The FDA’s broad indication for the use of beremagene geperpavec therapy for the treatment of dystrophic epidermolysis bullosa may have large financial implications for payers, according to a study.
In May 2023, the FDA approved the first topical gene therapy, beremagene geperpavec (B-VEC; Vyjuvek, Krystal Biotech), for the treatment of autosomal recessive and autosomal dominant dystrophic epidermolysis bullosa (DEB).
According to filings B-VEC manufacturer Krystal Biotech disclosed to the U.S. Securities and Exchange Commission, the likely annual price of therapy could be between $200,000 and $400,000 per patient.
Additionally, the FDA did not limit the approval of B-VEC to just autosomal recessive DEB, but extended it to autosomal dominant DEB, even though the pivotal trial supporting the approval only had one patient in this indication. Because autosomal dominant DEB comprises approximately 50% of all DEB cases, this can have a large financial impact on payers.
“Even if payers try to limit coverage of B-VEC therapy to only patients with severe forms of DEB, the potential budget impact of this new gene therapy could be sizeable,” Adam J. N. Raymakers, PhD, of the division of pharmacoepidemiology and pharmacoeconomics at Brigham and Women’s Hospital, and colleagues wrote.
This begs the question: How sizeable is this impact?
According to Raymakers and colleagues, the estimated number of U.S. patients with DEB eligible for treatment with B-VEC in the first year after FDA approval is 894. If therapy for each patient costs $300,000 annually, then the estimated total annual expenditure for B-VEC is $268 million.
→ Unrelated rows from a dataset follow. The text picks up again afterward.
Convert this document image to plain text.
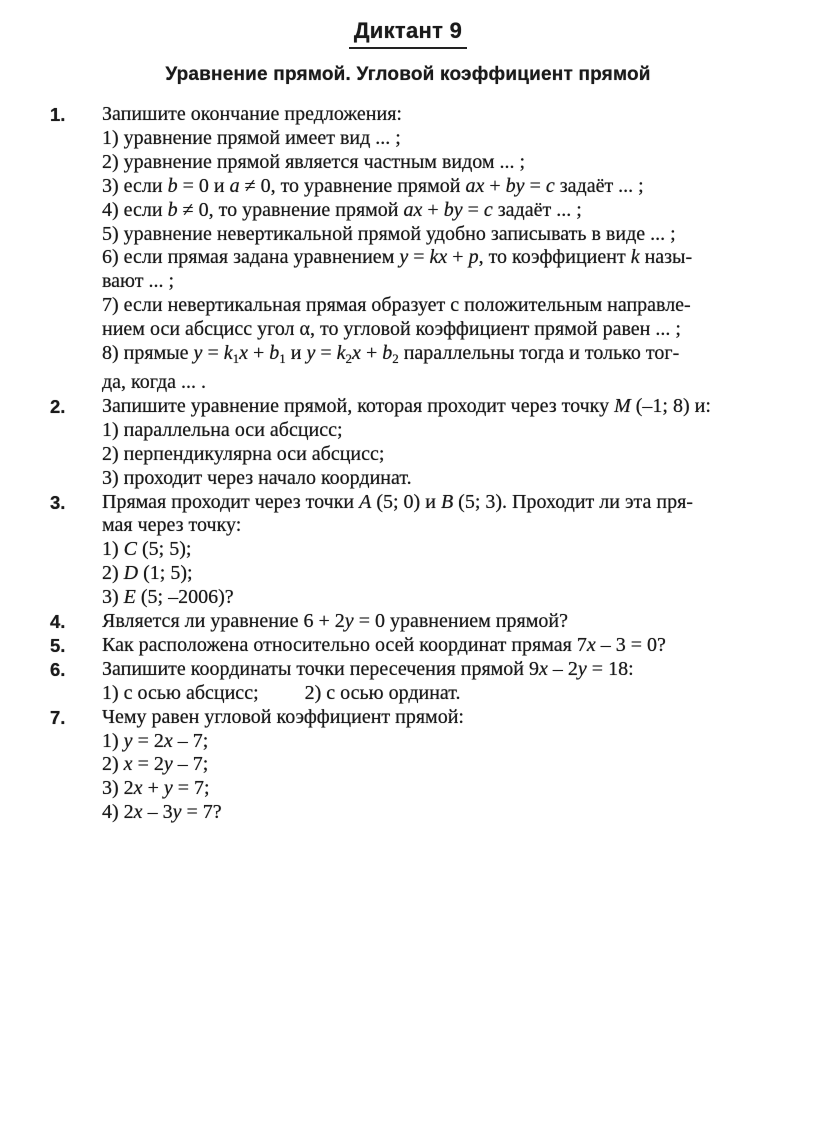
Диктант 9
Уравнение прямой. Угловой коэффициент прямой
1.	Запишите окончание предложения:
1) уравнение прямой имеет вид ... ;
2) уравнение прямой является частным видом ... ;
3) если b = 0 и a ≠ 0, то уравнение прямой ax + by = c задаёт ... ;
4) если b ≠ 0, то уравнение прямой ax + by = c задаёт ... ;
5) уравнение невертикальной прямой удобно записывать в виде ... ;
6) если прямая задана уравнением y = kx + p, то коэффициент k назы-
вают ... ;
7) если невертикальная прямая образует с положительным направле-
нием оси абсцисс угол α, то угловой коэффициент прямой равен ... ;
8) прямые $y = k_1x + b_1$ и $y = k_2x + b_2$ параллельны тогда и только тог-
да, когда ... .
2.	Запишите уравнение прямой, которая проходит через точку M (–1; 8) и:
1) параллельна оси абсцисс;
2) перпендикулярна оси абсцисс;
3) проходит через начало координат.
3.	Прямая проходит через точки A (5; 0) и B (5; 3). Проходит ли эта пря-
мая через точку:
1) C (5; 5);
2) D (1; 5);
3) E (5; –2006)?
4.	Является ли уравнение 6 + 2y = 0 уравнением прямой?
5.	Как расположена относительно осей координат прямая 7x – 3 = 0?
6.	Запишите координаты точки пересечения прямой 9x – 2y = 18:
1) с осью абсцисс; 2) с осью ординат.
7.	Чему равен угловой коэффициент прямой:
1) y = 2x – 7;
2) x = 2y – 7;
3) 2x + y = 7;
4) 2x – 3y = 7?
Over a 3-year period, the estimated expenditure is $805 million, whereas the lifetime total costs per patient with autosomal recessive DEB and autosomal dominant DEB averaged $15 million and $17 million, respectively.
“These estimated costs would be more than double the expected costs of treatment had the FDA approved the gene therapy only for the more severe variant,” the authors stated. “The wider indication granted by the FDA may lead to friction between payers on the one hand and patients and physicians on the other.”